Results of the corrective steps taken by staff: A 50% reduction in 16-pack changes and hydrogen use. All four generators now are consuming hydrogen at a rate below design, reducing cylinder handling and onsite traffic, as well as the plant’s risk profile. Expectation is the combined improvements will save about $50k annually. Also under consideration: Reducing onsite storage of the 16-cylinder packs, thereby increasing saving.

RUMFORD POWER, managed by Justin Castagna and operated by Cogentrix Energy Power Management, faced changing markets that reduced run opportunities. Response of the maintenance staff to the plant’s rural Maine location usually was half an hour or more. Given Rumford’s low capacity factor, response time was critical to resolving issues and returning the plant to operation: There was little opportunity to make up for the unavailability by extending week-long runs as was done in the early 2000s.

Through the plant’s RCA process, which is implemented for every forced-outage event, staff identified common areas of improvement that with a little training would enable others (for example, onsite operations personnel) to troubleshoot and repair once they better understood the affected system. This effort could help reduce the plant’s equivalent forced-outage rate (eFOR).

The plant already was using online training modules for OSHA and process safety management training. Based on the successes gained, staff decided to grow the training library.

Looking back over the past five years of common themes or problems for call-ins at the site, the three areas that routinely came up in troubleshooting events during off-hours, or when the plant was in a forced outage, were the following:

  • Fuel-gas letdown adjustment.
  • CEMS calibration-gas bottle replacement.
  • Breaker racking.

The fuel-gas letdown adjustment was simply a response to a common issue the plant had in 2017-2018. Repeat failures of the gas letdown system caused starting-reliability issues, including a short period of forced-outage time. Maintenance technicians knew the process of checking and setting the Emerson (Fisher) 310A-32A pressure regulator, but the operators had little involvement in the process.

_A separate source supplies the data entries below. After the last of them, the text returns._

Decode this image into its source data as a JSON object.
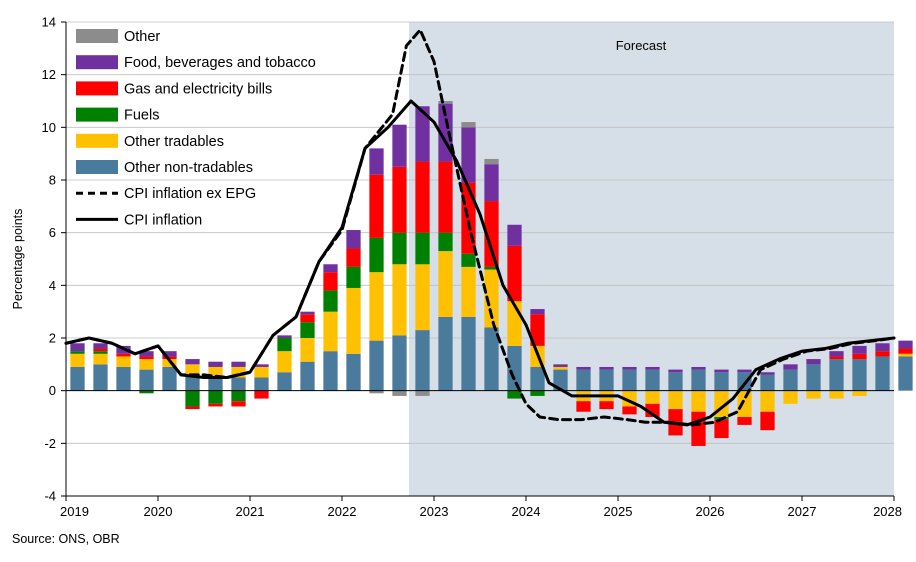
{
  "source_note": "Source: ONS, OBR",
  "colors": {
    "forecast_bg": "#d6dfe7",
    "other": "#8c8c8c",
    "food": "#7030a0",
    "gas_elec": "#ff0000",
    "fuels": "#008000",
    "other_tradables": "#ffc000",
    "other_non_tradables": "#4a7a9c",
    "line": "#000000",
    "gridline": "#bfbfbf"
  },
  "chart_data": {
    "type": "bar",
    "subtype": "stacked bar with line overlays",
    "title": "",
    "xlabel": "",
    "ylabel": "Percentage points",
    "ylim": [
      -4,
      14
    ],
    "yticks": [
      "-4",
      "-2",
      "0",
      "2",
      "4",
      "6",
      "8",
      "10",
      "12",
      "14"
    ],
    "x_tick_labels": [
      "2019",
      "2020",
      "2021",
      "2022",
      "2023",
      "2024",
      "2025",
      "2026",
      "2027",
      "2028"
    ],
    "x_start_year": 2019,
    "periods": [
      "2019Q1",
      "2019Q2",
      "2019Q3",
      "2019Q4",
      "2020Q1",
      "2020Q2",
      "2020Q3",
      "2020Q4",
      "2021Q1",
      "2021Q2",
      "2021Q3",
      "2021Q4",
      "2022Q1",
      "2022Q2",
      "2022Q3",
      "2022Q4",
      "2023Q1",
      "2023Q2",
      "2023Q3",
      "2023Q4",
      "2024Q1",
      "2024Q2",
      "2024Q3",
      "2024Q4",
      "2025Q1",
      "2025Q2",
      "2025Q3",
      "2025Q4",
      "2026Q1",
      "2026Q2",
      "2026Q3",
      "2026Q4",
      "2027Q1",
      "2027Q2",
      "2027Q3",
      "2027Q4",
      "2028Q1"
    ],
    "forecast_start": "2022Q4",
    "forecast_label": "Forecast",
    "gridlines": true,
    "legend_position": "top-left",
    "series": [
      {
        "name": "Other non-tradables",
        "color_key": "other_non_tradables",
        "kind": "bar",
        "values": [
          0.9,
          1.0,
          0.9,
          0.8,
          0.9,
          0.6,
          0.5,
          0.5,
          0.5,
          0.7,
          1.1,
          1.5,
          1.4,
          1.9,
          2.1,
          2.3,
          2.8,
          2.8,
          2.4,
          1.7,
          0.9,
          0.8,
          0.8,
          0.8,
          0.8,
          0.8,
          0.7,
          0.8,
          0.7,
          0.7,
          0.6,
          0.8,
          1.0,
          1.2,
          1.2,
          1.3,
          1.3
        ]
      },
      {
        "name": "Other tradables",
        "color_key": "other_tradables",
        "kind": "bar",
        "values": [
          0.5,
          0.4,
          0.4,
          0.4,
          0.3,
          0.4,
          0.4,
          0.4,
          0.4,
          0.8,
          0.9,
          1.5,
          2.5,
          2.6,
          2.7,
          2.5,
          2.5,
          1.9,
          2.2,
          1.7,
          0.8,
          0.1,
          -0.4,
          -0.4,
          -0.6,
          -0.5,
          -0.7,
          -0.8,
          -1.0,
          -1.0,
          -0.8,
          -0.5,
          -0.3,
          -0.3,
          -0.2,
          0.0,
          0.1
        ]
      },
      {
        "name": "Fuels",
        "color_key": "fuels",
        "kind": "bar",
        "values": [
          0.1,
          0.1,
          0.0,
          -0.1,
          0.0,
          -0.6,
          -0.5,
          -0.4,
          0.0,
          0.5,
          0.6,
          0.8,
          0.8,
          1.3,
          1.2,
          1.2,
          0.7,
          0.5,
          0.1,
          -0.3,
          -0.2,
          0.0,
          0.0,
          0.0,
          0.0,
          0.0,
          0.0,
          0.0,
          -0.1,
          0.0,
          0.0,
          0.0,
          0.0,
          0.0,
          0.0,
          0.0,
          0.0
        ]
      },
      {
        "name": "Gas and electricity bills",
        "color_key": "gas_elec",
        "kind": "bar",
        "values": [
          0.0,
          0.1,
          0.1,
          0.1,
          0.1,
          -0.1,
          -0.1,
          -0.2,
          -0.3,
          0.0,
          0.3,
          0.7,
          0.7,
          2.4,
          2.5,
          2.7,
          2.7,
          2.7,
          2.5,
          2.1,
          1.2,
          0.0,
          -0.4,
          -0.3,
          -0.3,
          -0.5,
          -1.0,
          -1.3,
          -0.7,
          -0.3,
          -0.7,
          0.0,
          0.0,
          0.1,
          0.2,
          0.2,
          0.2
        ]
      },
      {
        "name": "Food, beverages and tobacco",
        "color_key": "food",
        "kind": "bar",
        "values": [
          0.3,
          0.2,
          0.3,
          0.2,
          0.2,
          0.2,
          0.2,
          0.2,
          0.1,
          0.1,
          0.1,
          0.3,
          0.7,
          1.0,
          1.6,
          2.1,
          2.2,
          2.1,
          1.4,
          0.8,
          0.2,
          0.1,
          0.1,
          0.1,
          0.1,
          0.1,
          0.1,
          0.1,
          0.1,
          0.1,
          0.1,
          0.2,
          0.2,
          0.2,
          0.3,
          0.3,
          0.3
        ]
      },
      {
        "name": "Other",
        "color_key": "other",
        "kind": "bar",
        "values": [
          0.0,
          0.0,
          0.0,
          0.0,
          0.0,
          0.0,
          0.0,
          0.0,
          0.0,
          0.0,
          0.0,
          0.0,
          0.0,
          -0.1,
          -0.2,
          -0.2,
          0.1,
          0.2,
          0.2,
          0.0,
          0.0,
          0.0,
          0.0,
          0.0,
          0.0,
          0.0,
          0.0,
          0.0,
          0.0,
          0.0,
          0.0,
          0.0,
          0.0,
          0.0,
          0.0,
          0.0,
          0.0
        ]
      },
      {
        "name": "CPI inflation ex EPG",
        "kind": "line",
        "style": "dashed",
        "x": [
          2019.0,
          2019.25,
          2019.5,
          2019.75,
          2020.0,
          2020.25,
          2020.5,
          2020.75,
          2021.0,
          2021.25,
          2021.5,
          2021.75,
          2022.0,
          2022.25,
          2022.55,
          2022.7,
          2022.85,
          2023.0,
          2023.15,
          2023.4,
          2023.65,
          2023.85,
          2024.0,
          2024.15,
          2024.35,
          2024.6,
          2024.85,
          2025.1,
          2025.3,
          2025.55,
          2025.8,
          2026.05,
          2026.3,
          2026.55,
          2026.8,
          2027.05,
          2027.3,
          2027.55,
          2027.8,
          2028.0
        ],
        "y": [
          1.8,
          2.0,
          1.8,
          1.4,
          1.7,
          0.6,
          0.6,
          0.5,
          0.7,
          2.1,
          2.8,
          4.9,
          6.1,
          9.2,
          10.5,
          13.1,
          13.7,
          12.5,
          10.0,
          6.0,
          2.5,
          0.6,
          -0.5,
          -1.0,
          -1.1,
          -1.1,
          -1.0,
          -1.1,
          -1.2,
          -1.2,
          -1.3,
          -1.2,
          -0.8,
          0.8,
          1.2,
          1.5,
          1.6,
          1.8,
          1.9,
          2.0
        ]
      },
      {
        "name": "CPI inflation",
        "kind": "line",
        "style": "solid",
        "x": [
          2019.0,
          2019.25,
          2019.5,
          2019.75,
          2020.0,
          2020.25,
          2020.5,
          2020.75,
          2021.0,
          2021.25,
          2021.5,
          2021.75,
          2022.0,
          2022.25,
          2022.5,
          2022.75,
          2023.0,
          2023.25,
          2023.5,
          2023.75,
          2024.0,
          2024.25,
          2024.5,
          2024.75,
          2025.0,
          2025.25,
          2025.5,
          2025.75,
          2026.0,
          2026.25,
          2026.5,
          2026.75,
          2027.0,
          2027.25,
          2027.5,
          2027.75,
          2028.0
        ],
        "y": [
          1.8,
          2.0,
          1.8,
          1.4,
          1.7,
          0.6,
          0.5,
          0.5,
          0.7,
          2.1,
          2.8,
          4.9,
          6.2,
          9.2,
          10.0,
          11.0,
          10.2,
          8.7,
          6.7,
          4.0,
          2.5,
          0.3,
          -0.2,
          -0.2,
          -0.2,
          -0.6,
          -1.2,
          -1.3,
          -1.0,
          -0.3,
          0.8,
          1.2,
          1.5,
          1.6,
          1.8,
          1.9,
          2.0
        ]
      }
    ],
    "legend_order": [
      "Other",
      "Food, beverages and tobacco",
      "Gas and electricity bills",
      "Fuels",
      "Other tradables",
      "Other non-tradables",
      "CPI inflation ex EPG",
      "CPI inflation"
    ]
  }
}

The training module created gave the background of the theory behind the “wide-open monitor” method of control and use of a second downstream pressure regulator as the controlling valve. Support documentation included cutaway images of the valve with descriptions, the four basic steps in setting the letdowns, etc.

CEMS-gas bottle replacement is a common task that the plant completes, but primarily by I&C technicians. Operators assisted and swapped bottles, but there was no formal training or instructions for the task—just on-the-job training. While it could be months, or years, between the need to swap a calibration-gas bottle on a Sunday afternoon, the training module eliminates to the need to call someone in on a day off.

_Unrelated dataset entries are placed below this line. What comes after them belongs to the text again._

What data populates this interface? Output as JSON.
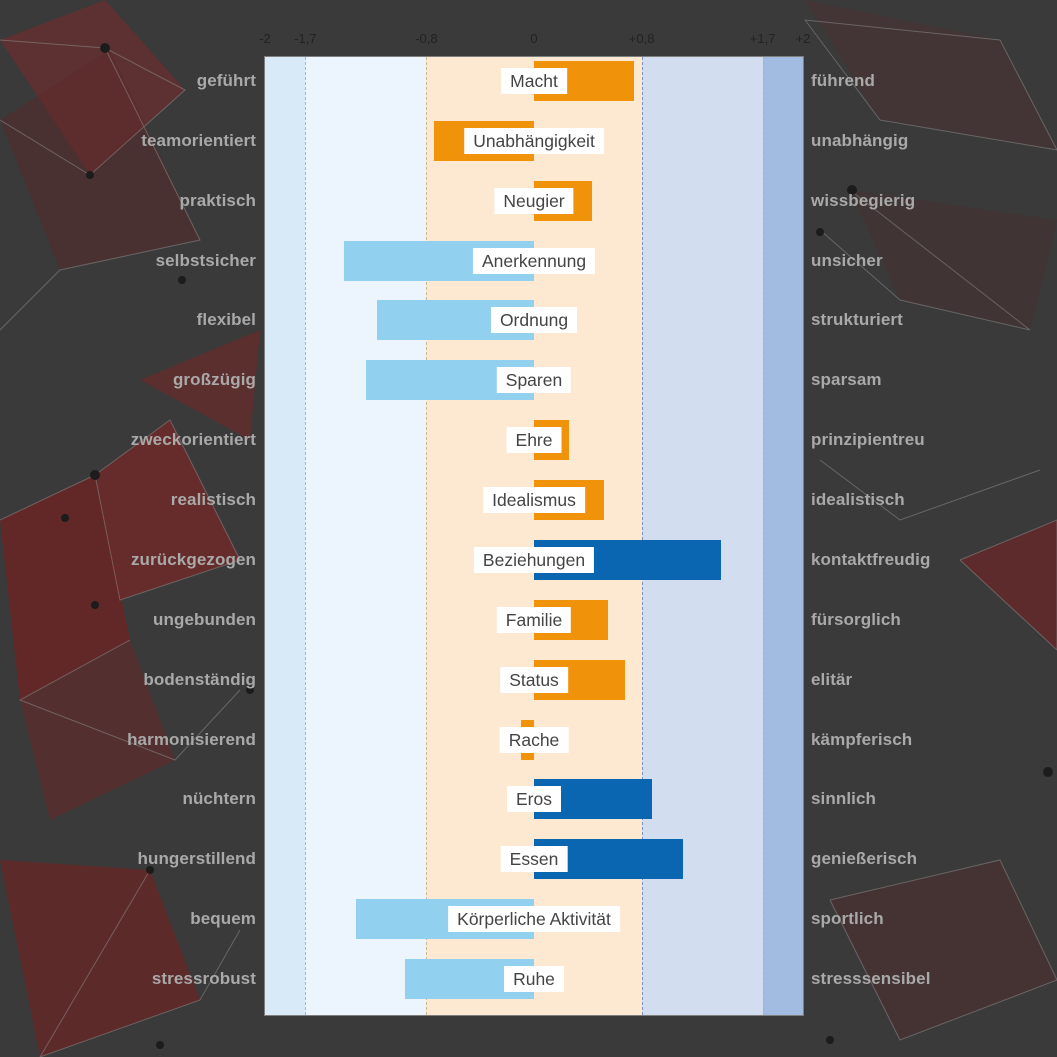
{
  "chart_data": {
    "type": "bar",
    "orientation": "horizontal",
    "xlim": [
      -2,
      2
    ],
    "tick_labels": [
      "-2",
      "-1,7",
      "-0,8",
      "0",
      "+0,8",
      "+1,7",
      "+2"
    ],
    "tick_values": [
      -2,
      -1.7,
      -0.8,
      0,
      0.8,
      1.7,
      2
    ],
    "zones": [
      {
        "from": -2,
        "to": -1.7,
        "color": "#d8eaf7"
      },
      {
        "from": -1.7,
        "to": -0.8,
        "color": "#ecf4fd"
      },
      {
        "from": -0.8,
        "to": 0.8,
        "color": "#fde9d2"
      },
      {
        "from": 0.8,
        "to": 1.7,
        "color": "#d3ddf0"
      },
      {
        "from": 1.7,
        "to": 2,
        "color": "#a2bbe0"
      }
    ],
    "colors": {
      "orange": "#f0920a",
      "light_blue": "#92d0f0",
      "dark_blue": "#0a66b0",
      "label_background": "#ffffff"
    },
    "categories": [
      "Macht",
      "Unabhängigkeit",
      "Neugier",
      "Anerkennung",
      "Ordnung",
      "Sparen",
      "Ehre",
      "Idealismus",
      "Beziehungen",
      "Familie",
      "Status",
      "Rache",
      "Eros",
      "Essen",
      "Körperliche Aktivität",
      "Ruhe"
    ],
    "values": [
      0.74,
      -0.74,
      0.43,
      -1.41,
      -1.17,
      -1.25,
      0.26,
      0.52,
      1.39,
      0.55,
      0.68,
      -0.1,
      0.88,
      1.11,
      -1.32,
      -0.96
    ],
    "bar_colors": [
      "orange",
      "orange",
      "orange",
      "light_blue",
      "light_blue",
      "light_blue",
      "orange",
      "orange",
      "dark_blue",
      "orange",
      "orange",
      "orange",
      "dark_blue",
      "dark_blue",
      "light_blue",
      "light_blue"
    ],
    "left_labels": [
      "geführt",
      "teamorientiert",
      "praktisch",
      "selbstsicher",
      "flexibel",
      "großzügig",
      "zweckorientiert",
      "realistisch",
      "zurückgezogen",
      "ungebunden",
      "bodenständig",
      "harmonisierend",
      "nüchtern",
      "hungerstillend",
      "bequem",
      "stressrobust"
    ],
    "right_labels": [
      "führend",
      "unabhängig",
      "wissbegierig",
      "unsicher",
      "strukturiert",
      "sparsam",
      "prinzipientreu",
      "idealistisch",
      "kontaktfreudig",
      "fürsorglich",
      "elitär",
      "kämpferisch",
      "sinnlich",
      "genießerisch",
      "sportlich",
      "stresssensibel"
    ],
    "grid": false,
    "legend": "none"
  }
}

Breaker racking was a training module motivated by an earlier arc-flash study. Modifications were made with new relays installed on the 480-V switchgear to reduce incident energy levels, and recommendations were made to purchase remote racking devices as an extra precaution to remove personnel from the potential “line of fire.” Often during troubleshooting efforts in support of a forced outage, breakers must be racked off the buss and LOTOed.

The training module developed shares the PPE requirements for the task, the equipment and tools necessary, and the preparations needed for determining which method is best for racking (manual or remote) and how to perform each method. While this had no direct impact result in forced-outage reduction, it was identified as a best practice by the site to share all information about the breakers themselves, the racking devices, PPE, and process on confirming zero energy to maintain the plant equipment.

These three examples of knowledge-sharing, along with site-specific web-based training, help provide both process theory and real-world experience. Result: eFOR improved from 0.28% 0.47% in the first year of the program’s implementation.

As new hires replace a retiring workforce, the training helps present real-world examples and expectations to new hires. When new personnel come aboard, they are given a database of information that the plant has gained over the last 20 years, enabling them to grow their skill sets and be better prepared for events as they arise.